The genus (even genus ) is a rank in the hierarchy of biological systematics. It stands above the type and below the family. A genus may contain a single kind or any number of ways; it contains only one type, it is considered monotypic.

In any case, it is in a genre that consists of several types to a group of species common descent, which is separated from another species or group of species with a distinct morphological distance. Willi Hennig clarified this definition in 1966 in his book Phylogenetic Systematics to the effect that the species of a genus would have to be closely related to each other than with any other species from a different genus.
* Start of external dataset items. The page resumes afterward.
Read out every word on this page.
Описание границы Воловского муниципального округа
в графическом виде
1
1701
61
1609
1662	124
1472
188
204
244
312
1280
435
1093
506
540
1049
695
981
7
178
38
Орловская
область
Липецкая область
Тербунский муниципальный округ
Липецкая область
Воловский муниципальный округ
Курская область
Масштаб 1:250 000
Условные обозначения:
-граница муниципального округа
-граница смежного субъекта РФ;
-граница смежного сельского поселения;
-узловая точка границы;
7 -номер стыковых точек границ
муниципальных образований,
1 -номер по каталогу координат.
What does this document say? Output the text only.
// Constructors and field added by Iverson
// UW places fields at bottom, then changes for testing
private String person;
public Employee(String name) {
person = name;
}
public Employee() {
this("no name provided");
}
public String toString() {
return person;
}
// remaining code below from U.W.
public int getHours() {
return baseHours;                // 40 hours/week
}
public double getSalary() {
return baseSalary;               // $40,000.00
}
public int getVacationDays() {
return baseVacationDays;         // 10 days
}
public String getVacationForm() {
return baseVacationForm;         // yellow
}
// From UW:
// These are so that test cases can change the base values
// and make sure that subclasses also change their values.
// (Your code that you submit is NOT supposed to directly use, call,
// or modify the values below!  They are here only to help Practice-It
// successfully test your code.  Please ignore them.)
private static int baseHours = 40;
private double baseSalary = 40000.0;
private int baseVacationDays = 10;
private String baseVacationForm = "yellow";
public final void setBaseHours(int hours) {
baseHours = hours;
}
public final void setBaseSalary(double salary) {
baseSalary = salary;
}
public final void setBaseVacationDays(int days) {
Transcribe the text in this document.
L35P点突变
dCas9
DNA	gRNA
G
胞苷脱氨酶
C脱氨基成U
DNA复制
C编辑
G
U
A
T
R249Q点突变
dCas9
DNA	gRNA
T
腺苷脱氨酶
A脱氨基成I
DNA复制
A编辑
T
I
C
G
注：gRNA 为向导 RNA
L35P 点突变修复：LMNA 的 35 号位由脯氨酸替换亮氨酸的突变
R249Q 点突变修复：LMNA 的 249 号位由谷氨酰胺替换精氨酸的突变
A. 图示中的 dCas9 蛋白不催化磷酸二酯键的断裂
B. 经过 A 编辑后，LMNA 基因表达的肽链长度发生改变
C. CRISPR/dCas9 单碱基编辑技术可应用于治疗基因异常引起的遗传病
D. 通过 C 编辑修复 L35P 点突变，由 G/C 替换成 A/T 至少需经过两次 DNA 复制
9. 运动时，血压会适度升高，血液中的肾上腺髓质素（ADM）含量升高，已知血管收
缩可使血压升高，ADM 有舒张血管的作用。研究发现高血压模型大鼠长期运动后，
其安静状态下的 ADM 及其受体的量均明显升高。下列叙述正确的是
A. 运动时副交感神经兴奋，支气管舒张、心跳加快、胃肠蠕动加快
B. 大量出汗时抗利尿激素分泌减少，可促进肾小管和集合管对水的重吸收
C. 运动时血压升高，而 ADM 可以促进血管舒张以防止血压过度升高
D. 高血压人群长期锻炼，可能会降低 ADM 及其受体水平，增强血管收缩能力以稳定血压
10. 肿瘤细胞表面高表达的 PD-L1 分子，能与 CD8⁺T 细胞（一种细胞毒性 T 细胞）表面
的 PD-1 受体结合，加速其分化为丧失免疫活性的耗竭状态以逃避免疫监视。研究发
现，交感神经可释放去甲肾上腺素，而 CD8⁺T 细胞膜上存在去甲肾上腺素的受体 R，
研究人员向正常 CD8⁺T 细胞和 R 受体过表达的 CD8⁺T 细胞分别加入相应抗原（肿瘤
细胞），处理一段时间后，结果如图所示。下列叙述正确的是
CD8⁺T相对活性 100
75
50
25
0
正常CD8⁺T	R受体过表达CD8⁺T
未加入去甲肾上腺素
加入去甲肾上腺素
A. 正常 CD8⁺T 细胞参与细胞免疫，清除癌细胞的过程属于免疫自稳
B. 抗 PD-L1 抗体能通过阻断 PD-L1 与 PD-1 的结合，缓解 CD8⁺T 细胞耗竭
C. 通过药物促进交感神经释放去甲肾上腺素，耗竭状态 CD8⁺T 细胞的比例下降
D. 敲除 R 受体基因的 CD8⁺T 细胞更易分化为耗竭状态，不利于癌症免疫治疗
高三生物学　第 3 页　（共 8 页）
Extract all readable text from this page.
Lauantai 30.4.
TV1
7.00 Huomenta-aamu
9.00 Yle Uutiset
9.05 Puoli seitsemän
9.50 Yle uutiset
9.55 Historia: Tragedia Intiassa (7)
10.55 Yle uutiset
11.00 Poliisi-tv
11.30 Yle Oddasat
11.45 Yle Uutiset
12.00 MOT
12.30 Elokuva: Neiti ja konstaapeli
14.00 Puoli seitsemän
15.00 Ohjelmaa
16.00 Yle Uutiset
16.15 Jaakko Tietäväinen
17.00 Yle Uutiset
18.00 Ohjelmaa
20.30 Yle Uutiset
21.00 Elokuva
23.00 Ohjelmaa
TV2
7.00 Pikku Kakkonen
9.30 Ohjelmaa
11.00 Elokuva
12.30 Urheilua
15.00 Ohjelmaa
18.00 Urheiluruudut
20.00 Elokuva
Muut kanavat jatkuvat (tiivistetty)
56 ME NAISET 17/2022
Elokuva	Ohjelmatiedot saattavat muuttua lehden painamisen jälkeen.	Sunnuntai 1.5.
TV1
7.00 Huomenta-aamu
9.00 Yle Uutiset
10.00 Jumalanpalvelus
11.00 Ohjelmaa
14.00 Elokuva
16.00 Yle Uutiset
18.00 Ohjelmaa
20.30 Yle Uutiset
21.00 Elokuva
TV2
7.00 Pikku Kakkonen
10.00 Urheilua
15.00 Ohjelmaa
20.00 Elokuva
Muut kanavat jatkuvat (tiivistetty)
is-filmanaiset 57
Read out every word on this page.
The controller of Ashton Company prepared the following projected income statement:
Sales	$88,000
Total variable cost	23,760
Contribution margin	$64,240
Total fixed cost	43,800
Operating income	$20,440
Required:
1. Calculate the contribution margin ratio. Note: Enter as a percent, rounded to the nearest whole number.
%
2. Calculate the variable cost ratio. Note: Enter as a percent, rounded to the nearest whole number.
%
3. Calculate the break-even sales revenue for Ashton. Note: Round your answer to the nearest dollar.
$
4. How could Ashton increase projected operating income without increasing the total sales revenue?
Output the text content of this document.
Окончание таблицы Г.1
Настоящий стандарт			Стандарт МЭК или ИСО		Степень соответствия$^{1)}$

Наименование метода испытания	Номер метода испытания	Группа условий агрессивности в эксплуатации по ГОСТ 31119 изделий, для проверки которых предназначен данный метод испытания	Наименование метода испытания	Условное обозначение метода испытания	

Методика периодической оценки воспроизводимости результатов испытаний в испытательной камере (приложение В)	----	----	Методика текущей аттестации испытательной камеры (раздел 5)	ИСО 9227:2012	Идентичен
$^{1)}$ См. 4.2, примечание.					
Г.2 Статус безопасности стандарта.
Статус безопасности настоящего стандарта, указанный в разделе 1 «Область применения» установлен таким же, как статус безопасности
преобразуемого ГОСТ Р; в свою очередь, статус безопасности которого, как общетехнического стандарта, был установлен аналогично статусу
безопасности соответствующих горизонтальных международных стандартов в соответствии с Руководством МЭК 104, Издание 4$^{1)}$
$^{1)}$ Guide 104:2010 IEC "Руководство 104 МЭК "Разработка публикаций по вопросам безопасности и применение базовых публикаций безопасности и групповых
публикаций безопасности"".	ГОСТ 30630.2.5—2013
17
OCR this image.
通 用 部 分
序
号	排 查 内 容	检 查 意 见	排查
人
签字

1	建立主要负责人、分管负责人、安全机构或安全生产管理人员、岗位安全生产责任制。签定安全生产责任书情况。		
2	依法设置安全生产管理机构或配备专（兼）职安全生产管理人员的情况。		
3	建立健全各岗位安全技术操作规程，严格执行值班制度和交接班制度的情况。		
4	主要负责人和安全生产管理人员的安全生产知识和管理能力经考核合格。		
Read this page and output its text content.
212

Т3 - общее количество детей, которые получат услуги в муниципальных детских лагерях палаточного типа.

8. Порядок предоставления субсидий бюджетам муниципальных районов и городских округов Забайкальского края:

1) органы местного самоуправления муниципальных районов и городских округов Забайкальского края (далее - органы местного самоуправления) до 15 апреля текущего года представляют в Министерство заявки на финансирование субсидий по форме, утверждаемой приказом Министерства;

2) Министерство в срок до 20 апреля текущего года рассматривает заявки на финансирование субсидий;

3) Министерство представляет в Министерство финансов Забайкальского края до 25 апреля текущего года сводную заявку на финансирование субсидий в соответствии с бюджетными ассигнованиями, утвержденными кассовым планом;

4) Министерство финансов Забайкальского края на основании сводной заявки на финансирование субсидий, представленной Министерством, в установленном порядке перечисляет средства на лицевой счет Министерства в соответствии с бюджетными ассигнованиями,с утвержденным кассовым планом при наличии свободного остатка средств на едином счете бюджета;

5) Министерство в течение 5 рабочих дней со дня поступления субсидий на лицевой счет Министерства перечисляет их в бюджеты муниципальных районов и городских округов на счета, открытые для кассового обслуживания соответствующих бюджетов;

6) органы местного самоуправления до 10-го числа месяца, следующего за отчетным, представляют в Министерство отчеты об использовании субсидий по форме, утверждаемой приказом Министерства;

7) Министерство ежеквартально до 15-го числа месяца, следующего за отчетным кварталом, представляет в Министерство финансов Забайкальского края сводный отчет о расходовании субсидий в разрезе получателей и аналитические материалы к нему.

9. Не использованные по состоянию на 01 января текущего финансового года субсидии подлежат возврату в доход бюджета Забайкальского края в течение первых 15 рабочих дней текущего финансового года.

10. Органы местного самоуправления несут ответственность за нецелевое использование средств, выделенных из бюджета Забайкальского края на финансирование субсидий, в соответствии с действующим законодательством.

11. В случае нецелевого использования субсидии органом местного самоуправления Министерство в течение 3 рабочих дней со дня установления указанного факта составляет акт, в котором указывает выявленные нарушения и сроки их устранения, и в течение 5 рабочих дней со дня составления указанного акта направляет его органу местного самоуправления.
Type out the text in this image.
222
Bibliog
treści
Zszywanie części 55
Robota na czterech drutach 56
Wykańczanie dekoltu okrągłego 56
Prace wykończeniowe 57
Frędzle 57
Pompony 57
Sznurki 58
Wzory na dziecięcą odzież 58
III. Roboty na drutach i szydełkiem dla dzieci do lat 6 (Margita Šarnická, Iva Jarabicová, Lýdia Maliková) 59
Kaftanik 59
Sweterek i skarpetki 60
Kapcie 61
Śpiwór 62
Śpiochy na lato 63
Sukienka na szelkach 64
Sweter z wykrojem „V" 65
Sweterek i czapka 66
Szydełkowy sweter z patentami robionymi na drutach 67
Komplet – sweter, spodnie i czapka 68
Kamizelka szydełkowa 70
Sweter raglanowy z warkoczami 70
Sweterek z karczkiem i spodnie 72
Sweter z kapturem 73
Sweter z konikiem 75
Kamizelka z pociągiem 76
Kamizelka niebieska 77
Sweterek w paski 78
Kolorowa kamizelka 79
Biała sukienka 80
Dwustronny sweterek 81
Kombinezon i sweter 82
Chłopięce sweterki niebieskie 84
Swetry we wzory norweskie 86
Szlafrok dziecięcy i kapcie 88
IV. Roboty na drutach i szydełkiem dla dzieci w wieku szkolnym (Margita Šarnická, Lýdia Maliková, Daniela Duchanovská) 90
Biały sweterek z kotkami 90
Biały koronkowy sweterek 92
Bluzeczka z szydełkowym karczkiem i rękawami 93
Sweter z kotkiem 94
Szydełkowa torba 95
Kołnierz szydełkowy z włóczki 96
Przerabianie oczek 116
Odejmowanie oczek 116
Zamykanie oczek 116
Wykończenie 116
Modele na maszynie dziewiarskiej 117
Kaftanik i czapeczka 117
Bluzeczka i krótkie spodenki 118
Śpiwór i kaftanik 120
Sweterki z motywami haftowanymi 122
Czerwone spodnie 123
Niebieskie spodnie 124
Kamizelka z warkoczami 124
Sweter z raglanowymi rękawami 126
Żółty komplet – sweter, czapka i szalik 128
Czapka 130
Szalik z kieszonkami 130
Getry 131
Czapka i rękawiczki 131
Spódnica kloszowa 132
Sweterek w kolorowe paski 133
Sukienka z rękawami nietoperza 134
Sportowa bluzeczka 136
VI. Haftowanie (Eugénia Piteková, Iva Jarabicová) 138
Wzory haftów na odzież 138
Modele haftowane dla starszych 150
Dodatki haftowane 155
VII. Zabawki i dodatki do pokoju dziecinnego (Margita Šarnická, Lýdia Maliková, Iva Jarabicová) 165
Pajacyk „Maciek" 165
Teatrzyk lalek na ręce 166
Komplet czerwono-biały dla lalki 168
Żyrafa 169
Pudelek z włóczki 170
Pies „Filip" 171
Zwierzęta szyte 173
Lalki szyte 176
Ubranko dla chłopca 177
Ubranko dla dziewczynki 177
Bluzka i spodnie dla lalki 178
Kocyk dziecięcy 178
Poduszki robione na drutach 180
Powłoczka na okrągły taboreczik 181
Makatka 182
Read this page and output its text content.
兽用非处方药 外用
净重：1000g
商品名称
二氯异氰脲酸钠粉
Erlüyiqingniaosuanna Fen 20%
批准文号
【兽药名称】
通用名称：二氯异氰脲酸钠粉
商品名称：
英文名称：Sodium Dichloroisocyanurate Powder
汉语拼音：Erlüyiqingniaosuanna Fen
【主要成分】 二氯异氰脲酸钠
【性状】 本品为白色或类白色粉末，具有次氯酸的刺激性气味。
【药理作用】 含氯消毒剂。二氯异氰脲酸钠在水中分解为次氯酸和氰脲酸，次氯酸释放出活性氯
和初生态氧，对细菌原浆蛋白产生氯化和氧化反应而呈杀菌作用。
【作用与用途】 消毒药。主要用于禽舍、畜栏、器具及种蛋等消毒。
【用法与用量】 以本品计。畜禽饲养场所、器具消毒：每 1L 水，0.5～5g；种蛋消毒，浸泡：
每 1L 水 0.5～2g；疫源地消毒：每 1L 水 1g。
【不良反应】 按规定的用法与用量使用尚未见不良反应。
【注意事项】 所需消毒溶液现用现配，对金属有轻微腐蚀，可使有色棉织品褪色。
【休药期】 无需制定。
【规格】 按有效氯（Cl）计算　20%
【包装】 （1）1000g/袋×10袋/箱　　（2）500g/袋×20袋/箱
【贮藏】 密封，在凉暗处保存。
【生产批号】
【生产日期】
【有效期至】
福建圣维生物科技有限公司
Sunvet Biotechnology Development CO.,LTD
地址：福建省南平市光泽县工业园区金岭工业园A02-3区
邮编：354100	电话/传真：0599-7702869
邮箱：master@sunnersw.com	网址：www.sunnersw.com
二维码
All species within a genus always have a two-part ( binary ) name ( the binomials ), which consists of the genus name and the species epithet. Abies alba ( silver fir ) as is one of about 51 species within the genus Abies ( fir ). The binary nomenclature the species name goes back to Carl Linnaeus, who introduced it in Species Plantarum for plant 1753. In the 1758 edition of Systema Naturae, published 10 binary names are given next to the plants for the animals.

Structuring of a genus

If a genus contains many species that can be sorted according to different criteria, the following hierarchical ranks are available:

  • Subgenus
  • Section
  • Subsection
  • Series
  • Subseries

It is within the discretion of the descriptive biologists, which seems appropriate to the ranks. Significant differences are usually expressed by subgenera; the inconspicuous variations rather the section is used. So there is no requirement that certain ranks are preferred to use. However, the sub-section ( or sub- series) is only needed if the section (or series) is used. The name of the subgenus can be inserted with a round parentheses between genus and species names (example: Silver-studded Bluebird Plebejus ( Plebejus ) argus and high moor 's Blue Plebejus ( Vacciniina ) optilete ). As a rule, names are used, which are granted in the past or still in use by other authors genus level. The subdivision into subgenera subgenus must bear the name of the genus. You should in this case include a species or group of species, which is especially typical for the genus (example: snail Helix (Helix ) pomatia).

The ranks below the unit subgenus, ie section and series, are according to the current rules of nomenclature in the field of zoology, unlike in botany, no longer permitted.